Earlier this year, we reported that Kristian Nairn would not be appearing in the fifth season of Game of Thrones, but, at that time, we weren’t sure what that meant for the other characters who made it to the Children of the Forest at the end of last season. However, EW is now confirming that Bran and company will all be taking to the bench next year.
Explanation from Thrones producer, David Benioff, after the jump with some mildly spoilery speculation.
When asked about the decision to cut Bran’s storyline from next season, Benioff had the following to say:
Ideally that wouldn’t have gotten out and it’s unfortunate it did. The fact is, even though we’re making changes to the books and adapting as necessary, we’re trying to keep the various storylines the same as the books and trying to keep them roughly [chronologically] parallel. And last year we caught up to the end of Bran’s storyline [in George R.R. Martin’s most recent A Song of Ice and Fire novel, A Dance with Dragons]. So if we pushed him forward this season, then he’s way ahead of where the other characters are.
It made sense to stop where we did. He’s now entering a training period which is going to take quite some time, much of which isn’t particularly cinematic. So rather than being stuck in a cave for a year, we figured it would be interesting to leave him out for a little bit, so when you see him again…

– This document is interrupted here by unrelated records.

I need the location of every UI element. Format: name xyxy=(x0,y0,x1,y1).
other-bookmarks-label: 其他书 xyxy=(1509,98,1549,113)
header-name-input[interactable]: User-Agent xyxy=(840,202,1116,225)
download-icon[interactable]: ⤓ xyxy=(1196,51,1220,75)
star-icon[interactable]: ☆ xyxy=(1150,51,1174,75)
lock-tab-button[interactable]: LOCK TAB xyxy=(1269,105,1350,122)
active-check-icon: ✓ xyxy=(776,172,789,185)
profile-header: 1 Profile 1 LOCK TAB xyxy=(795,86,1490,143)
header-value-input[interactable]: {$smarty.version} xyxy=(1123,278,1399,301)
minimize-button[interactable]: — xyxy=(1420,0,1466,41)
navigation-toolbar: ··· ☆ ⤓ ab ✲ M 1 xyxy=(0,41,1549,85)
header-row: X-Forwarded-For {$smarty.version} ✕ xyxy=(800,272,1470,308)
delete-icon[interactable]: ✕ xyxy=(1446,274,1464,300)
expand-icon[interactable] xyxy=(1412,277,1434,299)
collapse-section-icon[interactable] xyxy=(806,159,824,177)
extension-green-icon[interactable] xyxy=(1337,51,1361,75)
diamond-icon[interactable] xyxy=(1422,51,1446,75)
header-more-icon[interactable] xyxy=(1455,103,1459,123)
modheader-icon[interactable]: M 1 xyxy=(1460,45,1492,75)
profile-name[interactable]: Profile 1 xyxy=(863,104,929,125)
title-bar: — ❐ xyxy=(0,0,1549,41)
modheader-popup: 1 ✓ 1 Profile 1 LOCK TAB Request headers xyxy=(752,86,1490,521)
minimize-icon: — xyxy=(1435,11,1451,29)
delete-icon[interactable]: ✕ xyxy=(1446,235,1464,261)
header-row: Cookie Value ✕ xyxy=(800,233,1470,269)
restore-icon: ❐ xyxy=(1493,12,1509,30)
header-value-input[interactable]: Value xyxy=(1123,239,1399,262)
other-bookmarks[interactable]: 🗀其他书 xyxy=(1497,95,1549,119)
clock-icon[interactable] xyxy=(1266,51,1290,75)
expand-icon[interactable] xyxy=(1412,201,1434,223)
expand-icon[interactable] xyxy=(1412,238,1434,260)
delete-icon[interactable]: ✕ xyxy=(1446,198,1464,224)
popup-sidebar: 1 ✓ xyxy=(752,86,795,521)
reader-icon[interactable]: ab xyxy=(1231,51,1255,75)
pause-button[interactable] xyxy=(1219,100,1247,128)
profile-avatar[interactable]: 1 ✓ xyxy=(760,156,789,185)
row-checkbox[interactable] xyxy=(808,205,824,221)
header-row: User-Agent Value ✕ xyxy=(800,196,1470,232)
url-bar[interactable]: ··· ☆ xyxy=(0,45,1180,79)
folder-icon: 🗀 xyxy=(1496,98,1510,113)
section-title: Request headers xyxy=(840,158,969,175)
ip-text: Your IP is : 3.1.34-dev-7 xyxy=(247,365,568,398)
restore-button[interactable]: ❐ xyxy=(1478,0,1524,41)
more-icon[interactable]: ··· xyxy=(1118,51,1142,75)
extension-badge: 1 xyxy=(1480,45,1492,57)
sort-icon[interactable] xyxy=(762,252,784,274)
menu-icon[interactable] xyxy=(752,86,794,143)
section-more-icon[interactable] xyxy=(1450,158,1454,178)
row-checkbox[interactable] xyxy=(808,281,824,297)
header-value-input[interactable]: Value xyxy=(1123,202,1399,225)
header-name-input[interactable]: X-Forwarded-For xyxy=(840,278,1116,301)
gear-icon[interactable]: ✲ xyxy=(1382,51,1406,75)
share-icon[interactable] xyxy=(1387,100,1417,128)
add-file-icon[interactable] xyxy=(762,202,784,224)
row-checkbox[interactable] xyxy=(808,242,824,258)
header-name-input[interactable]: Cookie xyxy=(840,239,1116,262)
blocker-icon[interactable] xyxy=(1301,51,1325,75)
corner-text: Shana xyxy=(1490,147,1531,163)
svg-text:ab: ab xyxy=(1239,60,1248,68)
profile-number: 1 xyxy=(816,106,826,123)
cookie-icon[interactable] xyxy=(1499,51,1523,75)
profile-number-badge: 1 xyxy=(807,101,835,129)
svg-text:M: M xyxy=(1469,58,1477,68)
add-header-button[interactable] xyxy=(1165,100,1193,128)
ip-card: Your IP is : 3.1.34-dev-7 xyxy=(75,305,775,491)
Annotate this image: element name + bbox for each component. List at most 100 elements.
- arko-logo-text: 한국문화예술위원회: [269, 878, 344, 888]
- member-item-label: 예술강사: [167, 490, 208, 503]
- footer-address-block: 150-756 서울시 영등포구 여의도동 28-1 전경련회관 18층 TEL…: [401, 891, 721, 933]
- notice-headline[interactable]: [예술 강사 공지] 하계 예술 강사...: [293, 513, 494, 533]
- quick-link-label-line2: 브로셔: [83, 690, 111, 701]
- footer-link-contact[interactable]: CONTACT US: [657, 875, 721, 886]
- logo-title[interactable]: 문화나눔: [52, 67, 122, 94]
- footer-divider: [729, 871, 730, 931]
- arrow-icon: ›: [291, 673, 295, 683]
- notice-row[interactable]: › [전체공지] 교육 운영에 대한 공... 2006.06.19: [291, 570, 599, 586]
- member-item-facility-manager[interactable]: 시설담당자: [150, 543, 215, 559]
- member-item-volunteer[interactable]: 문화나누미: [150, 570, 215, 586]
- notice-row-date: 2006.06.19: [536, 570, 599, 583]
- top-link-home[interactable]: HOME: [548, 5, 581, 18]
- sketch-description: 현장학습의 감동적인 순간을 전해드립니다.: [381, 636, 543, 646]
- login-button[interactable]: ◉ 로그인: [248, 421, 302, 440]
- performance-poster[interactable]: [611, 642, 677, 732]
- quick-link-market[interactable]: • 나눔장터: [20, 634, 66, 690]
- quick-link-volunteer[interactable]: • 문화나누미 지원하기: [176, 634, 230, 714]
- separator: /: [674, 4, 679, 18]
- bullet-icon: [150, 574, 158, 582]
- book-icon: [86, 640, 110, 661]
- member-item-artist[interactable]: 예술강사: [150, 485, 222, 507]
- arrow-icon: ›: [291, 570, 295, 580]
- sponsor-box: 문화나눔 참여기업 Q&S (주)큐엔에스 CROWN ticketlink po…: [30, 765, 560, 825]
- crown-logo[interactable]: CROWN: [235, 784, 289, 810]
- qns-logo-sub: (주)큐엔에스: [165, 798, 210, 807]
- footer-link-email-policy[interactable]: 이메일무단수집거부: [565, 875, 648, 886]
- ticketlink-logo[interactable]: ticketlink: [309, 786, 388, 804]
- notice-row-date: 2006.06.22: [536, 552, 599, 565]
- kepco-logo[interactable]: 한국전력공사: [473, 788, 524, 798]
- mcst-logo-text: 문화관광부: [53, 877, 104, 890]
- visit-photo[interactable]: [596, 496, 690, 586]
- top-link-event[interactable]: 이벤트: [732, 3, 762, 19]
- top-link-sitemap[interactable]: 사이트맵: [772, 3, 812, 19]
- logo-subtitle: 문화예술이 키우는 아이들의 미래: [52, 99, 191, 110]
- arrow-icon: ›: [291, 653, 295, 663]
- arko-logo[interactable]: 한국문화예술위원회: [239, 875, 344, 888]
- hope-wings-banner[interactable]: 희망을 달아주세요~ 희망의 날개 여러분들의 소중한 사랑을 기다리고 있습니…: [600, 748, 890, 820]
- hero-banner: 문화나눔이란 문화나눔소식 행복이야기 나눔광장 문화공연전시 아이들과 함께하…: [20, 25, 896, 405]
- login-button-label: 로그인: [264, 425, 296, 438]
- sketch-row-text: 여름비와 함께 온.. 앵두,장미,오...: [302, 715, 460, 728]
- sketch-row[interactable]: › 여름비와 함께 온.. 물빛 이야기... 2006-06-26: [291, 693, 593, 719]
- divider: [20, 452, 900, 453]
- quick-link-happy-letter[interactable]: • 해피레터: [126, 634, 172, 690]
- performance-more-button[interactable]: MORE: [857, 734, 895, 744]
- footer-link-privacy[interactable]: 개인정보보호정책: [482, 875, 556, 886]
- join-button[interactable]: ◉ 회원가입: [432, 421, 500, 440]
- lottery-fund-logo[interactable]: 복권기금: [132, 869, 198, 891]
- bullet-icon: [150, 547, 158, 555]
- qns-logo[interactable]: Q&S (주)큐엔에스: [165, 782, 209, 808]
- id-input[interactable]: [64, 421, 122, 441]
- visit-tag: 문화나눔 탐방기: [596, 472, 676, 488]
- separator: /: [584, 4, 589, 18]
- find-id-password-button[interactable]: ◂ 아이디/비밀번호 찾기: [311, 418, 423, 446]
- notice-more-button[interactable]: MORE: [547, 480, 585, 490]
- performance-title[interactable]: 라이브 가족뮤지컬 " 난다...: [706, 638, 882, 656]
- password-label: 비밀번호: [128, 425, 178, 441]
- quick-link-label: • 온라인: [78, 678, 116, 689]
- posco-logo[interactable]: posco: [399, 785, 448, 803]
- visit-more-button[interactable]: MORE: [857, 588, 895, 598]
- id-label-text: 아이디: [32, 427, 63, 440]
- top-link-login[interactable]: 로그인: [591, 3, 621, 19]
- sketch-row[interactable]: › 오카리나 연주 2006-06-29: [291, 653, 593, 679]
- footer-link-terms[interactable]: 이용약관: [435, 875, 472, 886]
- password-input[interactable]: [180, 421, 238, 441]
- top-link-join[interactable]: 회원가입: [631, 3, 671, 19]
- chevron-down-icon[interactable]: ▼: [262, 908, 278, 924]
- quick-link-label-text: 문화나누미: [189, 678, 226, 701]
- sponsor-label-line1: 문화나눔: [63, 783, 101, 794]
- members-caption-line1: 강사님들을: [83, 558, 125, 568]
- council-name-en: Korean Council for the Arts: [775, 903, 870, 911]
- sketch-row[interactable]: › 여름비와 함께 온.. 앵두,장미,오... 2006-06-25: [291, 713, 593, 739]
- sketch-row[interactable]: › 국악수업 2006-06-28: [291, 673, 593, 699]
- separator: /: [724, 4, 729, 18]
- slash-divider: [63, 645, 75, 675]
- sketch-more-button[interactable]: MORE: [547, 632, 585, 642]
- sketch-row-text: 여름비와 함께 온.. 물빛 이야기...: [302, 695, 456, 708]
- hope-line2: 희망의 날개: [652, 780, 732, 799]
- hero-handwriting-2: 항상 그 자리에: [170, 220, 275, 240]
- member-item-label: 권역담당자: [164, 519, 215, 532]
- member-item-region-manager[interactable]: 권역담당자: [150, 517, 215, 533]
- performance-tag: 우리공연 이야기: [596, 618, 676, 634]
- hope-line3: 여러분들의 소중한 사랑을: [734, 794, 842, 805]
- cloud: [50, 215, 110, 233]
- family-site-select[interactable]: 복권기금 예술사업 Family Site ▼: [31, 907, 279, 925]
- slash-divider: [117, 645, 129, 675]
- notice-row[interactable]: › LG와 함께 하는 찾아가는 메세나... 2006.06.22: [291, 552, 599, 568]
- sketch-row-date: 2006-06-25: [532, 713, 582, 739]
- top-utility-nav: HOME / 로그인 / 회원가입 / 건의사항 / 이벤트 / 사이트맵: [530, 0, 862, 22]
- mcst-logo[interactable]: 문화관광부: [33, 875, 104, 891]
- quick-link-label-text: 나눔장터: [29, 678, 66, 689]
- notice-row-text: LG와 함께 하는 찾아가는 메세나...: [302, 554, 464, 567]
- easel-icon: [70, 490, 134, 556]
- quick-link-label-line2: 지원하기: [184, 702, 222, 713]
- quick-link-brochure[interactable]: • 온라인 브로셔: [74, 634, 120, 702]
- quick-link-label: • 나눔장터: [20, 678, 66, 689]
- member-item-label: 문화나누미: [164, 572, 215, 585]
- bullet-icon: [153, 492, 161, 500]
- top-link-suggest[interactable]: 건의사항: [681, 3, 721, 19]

This definitely addresses some of the concerns book readers have had regarding how quickly Bran’s arc has progressed in regard to other characters while also addressing some of the overall problems fans had with last season’s attempts to give him more to do by stranding him at Craster’s Keep for a few episodes of show-only events.
Shylah: It almost appears as if Bran is getting a truncated version the “five-year jump” treatment that George R. R. Martin had originally planned, with some of his “training” potentially taking place off screen to reveal a more powerful Bran for the start of season six.
If they’re willing to do that off screen, then it makes me wonder why we’ve been privy to Theon’s “transformation,” which happens off screen in the novels. Contractual differences? Or just an artistic choice? (I really don’t know, so I’ll be watching the comments to see what you all think.)